For this purpose, the desired antibodies are injected into the plant using genetic engineering methods – for example, by inserting the genetic information of the antibody into a bacterium and thus infecting the plant. If this succeeds, the manipulated plant will produce these antibodies after a short time. And there is another advantage: plants cannot be affected by pathogens that could become dangerous to humans.
“The production of an antigen in large quantities is only the very first step in developing a vaccine”
“Tobacco plants are used for the simple reason that they grow very quickly and the gene that encodes for the target protein is relatively easy to introduce,” says Fraunhofer researcher Schillberg. “This allows you to quickly generate a lot of biomass and a lot of product.” Because the plants are also highly toxic because of their nicotine content, there is no danger of contaminating food chains, adds Max Planck expert Bock. And: “The agricultural infrastructure for mass production is already in place”. In Kentucky, for example, where the BAT subsidiary Kentucky Bioprocessing (KBP) is based, tobacco is grown, harvested and processed in large quantities.
Cigarette multinationals have been looking for ways to get rid of the ‘killer image’
For the production of medicines, however, the researchers often do not use conventional smoking tobacco Nicotiana tabacum but but Nicotiana benthamiana, a related plant from Australia. This is used by KBP for corona vaccine development, as the parent company confirms in response to SPIEGEL’s demand. The Canadian biotech company Medicago, which is partly owned by Marlboro manufacturer Philip Morris International, is also relying on Nicotiana benthamiana.

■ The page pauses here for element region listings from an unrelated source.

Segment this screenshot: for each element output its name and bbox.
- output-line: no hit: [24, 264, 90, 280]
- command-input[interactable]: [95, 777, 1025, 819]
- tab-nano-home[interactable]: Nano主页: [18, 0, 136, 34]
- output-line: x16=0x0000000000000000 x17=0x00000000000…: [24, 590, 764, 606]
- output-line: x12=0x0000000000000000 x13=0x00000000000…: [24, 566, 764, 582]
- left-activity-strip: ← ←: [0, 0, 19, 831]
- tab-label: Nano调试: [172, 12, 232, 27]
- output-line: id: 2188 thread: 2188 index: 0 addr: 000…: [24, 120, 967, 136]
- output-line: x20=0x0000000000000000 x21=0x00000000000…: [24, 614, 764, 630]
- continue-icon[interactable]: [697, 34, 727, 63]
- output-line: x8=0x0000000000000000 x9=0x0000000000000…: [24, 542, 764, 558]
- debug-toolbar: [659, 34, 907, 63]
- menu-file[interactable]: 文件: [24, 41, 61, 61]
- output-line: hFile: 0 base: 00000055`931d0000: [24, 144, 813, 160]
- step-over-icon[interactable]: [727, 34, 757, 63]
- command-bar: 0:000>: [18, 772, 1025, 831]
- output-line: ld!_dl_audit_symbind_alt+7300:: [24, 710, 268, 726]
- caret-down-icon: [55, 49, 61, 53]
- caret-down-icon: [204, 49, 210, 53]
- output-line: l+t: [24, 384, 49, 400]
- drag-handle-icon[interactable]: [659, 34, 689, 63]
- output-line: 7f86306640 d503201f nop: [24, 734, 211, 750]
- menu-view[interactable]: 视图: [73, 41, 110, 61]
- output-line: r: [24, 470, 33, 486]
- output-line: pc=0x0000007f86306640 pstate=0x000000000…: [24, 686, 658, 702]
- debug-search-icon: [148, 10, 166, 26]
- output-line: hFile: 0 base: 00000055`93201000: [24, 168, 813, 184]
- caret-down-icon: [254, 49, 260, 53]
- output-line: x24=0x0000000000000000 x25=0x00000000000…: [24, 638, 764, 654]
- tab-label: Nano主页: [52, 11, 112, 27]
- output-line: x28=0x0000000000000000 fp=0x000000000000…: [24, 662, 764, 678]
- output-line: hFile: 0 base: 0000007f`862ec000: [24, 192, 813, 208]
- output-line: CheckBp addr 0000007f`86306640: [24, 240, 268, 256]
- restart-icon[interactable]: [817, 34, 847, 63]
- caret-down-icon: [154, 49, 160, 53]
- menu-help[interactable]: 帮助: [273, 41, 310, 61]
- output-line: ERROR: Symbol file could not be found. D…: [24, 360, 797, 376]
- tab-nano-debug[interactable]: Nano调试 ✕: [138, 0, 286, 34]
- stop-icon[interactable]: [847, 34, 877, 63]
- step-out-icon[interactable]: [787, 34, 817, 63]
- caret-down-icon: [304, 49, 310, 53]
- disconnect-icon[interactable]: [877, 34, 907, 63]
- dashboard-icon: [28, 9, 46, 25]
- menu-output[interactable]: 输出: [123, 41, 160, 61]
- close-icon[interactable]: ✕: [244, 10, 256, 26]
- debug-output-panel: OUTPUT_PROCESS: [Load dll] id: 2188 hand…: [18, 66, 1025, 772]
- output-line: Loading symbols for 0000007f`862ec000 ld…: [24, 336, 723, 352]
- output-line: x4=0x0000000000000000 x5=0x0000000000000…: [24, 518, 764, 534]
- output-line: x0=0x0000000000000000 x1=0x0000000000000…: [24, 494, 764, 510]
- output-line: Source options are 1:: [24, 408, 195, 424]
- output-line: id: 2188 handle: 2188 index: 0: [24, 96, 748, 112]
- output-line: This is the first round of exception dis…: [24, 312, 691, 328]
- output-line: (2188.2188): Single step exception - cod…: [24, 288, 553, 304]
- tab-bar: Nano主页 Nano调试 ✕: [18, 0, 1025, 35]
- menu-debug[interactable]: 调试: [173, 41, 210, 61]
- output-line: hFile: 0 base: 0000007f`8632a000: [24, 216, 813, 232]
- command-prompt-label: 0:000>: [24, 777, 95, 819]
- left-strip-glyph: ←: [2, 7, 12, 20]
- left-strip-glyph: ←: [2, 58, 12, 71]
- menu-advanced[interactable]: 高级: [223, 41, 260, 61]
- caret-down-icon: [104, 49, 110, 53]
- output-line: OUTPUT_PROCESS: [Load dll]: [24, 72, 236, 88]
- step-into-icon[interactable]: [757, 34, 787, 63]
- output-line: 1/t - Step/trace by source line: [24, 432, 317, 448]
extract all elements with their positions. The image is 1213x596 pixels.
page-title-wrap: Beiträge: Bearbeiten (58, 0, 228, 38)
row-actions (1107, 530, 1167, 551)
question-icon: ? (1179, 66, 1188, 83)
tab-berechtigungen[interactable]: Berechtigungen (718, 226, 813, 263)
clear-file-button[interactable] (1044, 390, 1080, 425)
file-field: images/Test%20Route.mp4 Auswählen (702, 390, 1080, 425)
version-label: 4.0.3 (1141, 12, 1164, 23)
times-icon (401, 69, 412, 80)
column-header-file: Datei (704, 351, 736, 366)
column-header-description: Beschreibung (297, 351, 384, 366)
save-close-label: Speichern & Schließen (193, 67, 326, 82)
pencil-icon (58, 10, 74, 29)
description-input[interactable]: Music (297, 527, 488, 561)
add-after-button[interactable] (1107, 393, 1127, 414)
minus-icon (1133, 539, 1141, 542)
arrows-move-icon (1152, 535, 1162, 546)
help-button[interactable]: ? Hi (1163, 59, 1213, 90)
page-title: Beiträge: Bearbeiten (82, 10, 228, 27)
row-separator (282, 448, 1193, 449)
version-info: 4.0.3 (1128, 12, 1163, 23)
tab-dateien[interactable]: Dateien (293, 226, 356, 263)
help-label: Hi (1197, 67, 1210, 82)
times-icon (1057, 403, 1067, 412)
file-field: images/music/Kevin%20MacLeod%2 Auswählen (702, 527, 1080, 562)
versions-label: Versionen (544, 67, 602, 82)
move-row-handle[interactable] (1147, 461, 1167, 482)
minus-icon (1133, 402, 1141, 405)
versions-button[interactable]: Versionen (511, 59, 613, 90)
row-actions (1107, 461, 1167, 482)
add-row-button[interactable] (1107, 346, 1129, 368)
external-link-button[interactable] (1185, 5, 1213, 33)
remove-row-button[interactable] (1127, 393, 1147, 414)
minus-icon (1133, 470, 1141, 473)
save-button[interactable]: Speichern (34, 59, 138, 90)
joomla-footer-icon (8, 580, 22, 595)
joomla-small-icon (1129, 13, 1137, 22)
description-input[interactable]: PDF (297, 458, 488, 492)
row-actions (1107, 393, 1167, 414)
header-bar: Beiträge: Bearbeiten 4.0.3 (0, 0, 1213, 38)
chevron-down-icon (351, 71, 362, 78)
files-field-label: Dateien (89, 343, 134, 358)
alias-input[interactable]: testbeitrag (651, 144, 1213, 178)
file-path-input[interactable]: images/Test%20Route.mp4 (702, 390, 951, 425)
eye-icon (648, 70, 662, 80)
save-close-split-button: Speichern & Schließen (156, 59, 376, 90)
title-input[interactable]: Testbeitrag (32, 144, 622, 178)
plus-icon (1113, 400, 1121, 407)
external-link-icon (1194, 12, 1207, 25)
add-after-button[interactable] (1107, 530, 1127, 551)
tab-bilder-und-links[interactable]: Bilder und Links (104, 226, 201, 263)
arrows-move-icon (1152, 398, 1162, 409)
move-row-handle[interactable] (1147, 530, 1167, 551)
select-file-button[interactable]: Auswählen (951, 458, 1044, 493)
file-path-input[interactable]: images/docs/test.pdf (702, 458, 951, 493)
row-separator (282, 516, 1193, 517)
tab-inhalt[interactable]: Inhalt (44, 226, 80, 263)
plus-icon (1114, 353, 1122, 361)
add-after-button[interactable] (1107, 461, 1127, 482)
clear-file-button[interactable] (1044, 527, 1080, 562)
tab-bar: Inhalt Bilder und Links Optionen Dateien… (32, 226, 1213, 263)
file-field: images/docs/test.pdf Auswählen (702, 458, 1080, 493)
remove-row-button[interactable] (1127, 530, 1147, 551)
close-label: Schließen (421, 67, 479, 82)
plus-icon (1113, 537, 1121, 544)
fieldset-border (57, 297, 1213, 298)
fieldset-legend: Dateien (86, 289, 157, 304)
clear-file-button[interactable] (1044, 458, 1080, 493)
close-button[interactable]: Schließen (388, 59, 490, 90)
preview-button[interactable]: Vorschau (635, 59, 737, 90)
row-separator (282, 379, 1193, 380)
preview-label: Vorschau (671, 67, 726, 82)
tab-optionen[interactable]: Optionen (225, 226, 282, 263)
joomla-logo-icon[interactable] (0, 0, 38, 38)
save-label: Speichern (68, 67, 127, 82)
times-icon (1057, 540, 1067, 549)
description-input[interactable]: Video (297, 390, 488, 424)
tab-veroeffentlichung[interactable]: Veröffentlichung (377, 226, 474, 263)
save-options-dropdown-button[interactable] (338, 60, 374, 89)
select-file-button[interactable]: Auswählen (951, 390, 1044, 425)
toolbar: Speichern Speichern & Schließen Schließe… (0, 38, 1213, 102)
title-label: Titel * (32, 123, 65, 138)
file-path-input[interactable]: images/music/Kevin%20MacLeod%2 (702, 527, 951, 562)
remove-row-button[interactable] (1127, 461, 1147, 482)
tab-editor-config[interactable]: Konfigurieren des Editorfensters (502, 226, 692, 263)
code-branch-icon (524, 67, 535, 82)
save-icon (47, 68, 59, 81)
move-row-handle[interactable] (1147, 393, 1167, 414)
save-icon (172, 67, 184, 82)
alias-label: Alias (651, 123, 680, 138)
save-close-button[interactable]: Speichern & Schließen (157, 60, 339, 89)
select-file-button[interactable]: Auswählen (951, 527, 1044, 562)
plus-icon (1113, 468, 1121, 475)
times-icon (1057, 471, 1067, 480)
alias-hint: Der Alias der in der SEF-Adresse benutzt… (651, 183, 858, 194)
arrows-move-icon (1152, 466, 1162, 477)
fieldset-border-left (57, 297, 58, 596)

Many cigarette multinationals have long been looking for new uses for tobacco plants: to broaden their product range and get rid of the “killer image”. Nothing would be as helpful as winning the race for the first Corona vaccine. However, it looks as if the BAT subsidiary is not far ahead in this race, but rather behind – despite the announced June date.
“The production of an antigen in large quantities is only the very first step in developing a vaccine,” says Bock. “Then you have to test the antigen extensively to see if it triggers an immune response at all and how long it protects humans from the virus: first in animal models, then in human clinical trials. And these steps will take several months.” According to Schillberg, all these tests will take one to two years – if things go well.
How useful is the production of up to three million doses of vaccine?
The US biocompany Moderna started clinical trials for its coronavirus vaccine candidate as early as mid-March. BAT is far from over. In mid-April, a company spokeswoman wrote at the request of SPIEGEL: “We are exploring partnerships with government agencies to get our vaccine candidate to clinical testing as soon as possible.” The Question of a Timetable for Further Development leaves the Group unanswered.
What would be the point of producing one to three million doses of vaccine per week in June? After all, Kentucky Bioprocessing cannot use such amounts in patients before clinical trials are complete. As Max Planck researcher Bock puts it: “Kentucky Bioprocessing is a company that does not have much revenue from product sales. The focus is on getting research and development contracts: either from the public sector or from pharmaceutical companies.”
As uncertain as the suitability of the Kentucky tobacco vaccine is, the announcement by the parent company British American Tobacco has caused a stir around the world. The announcement has been used by both: the small US biotech company and the global cigarette multinational.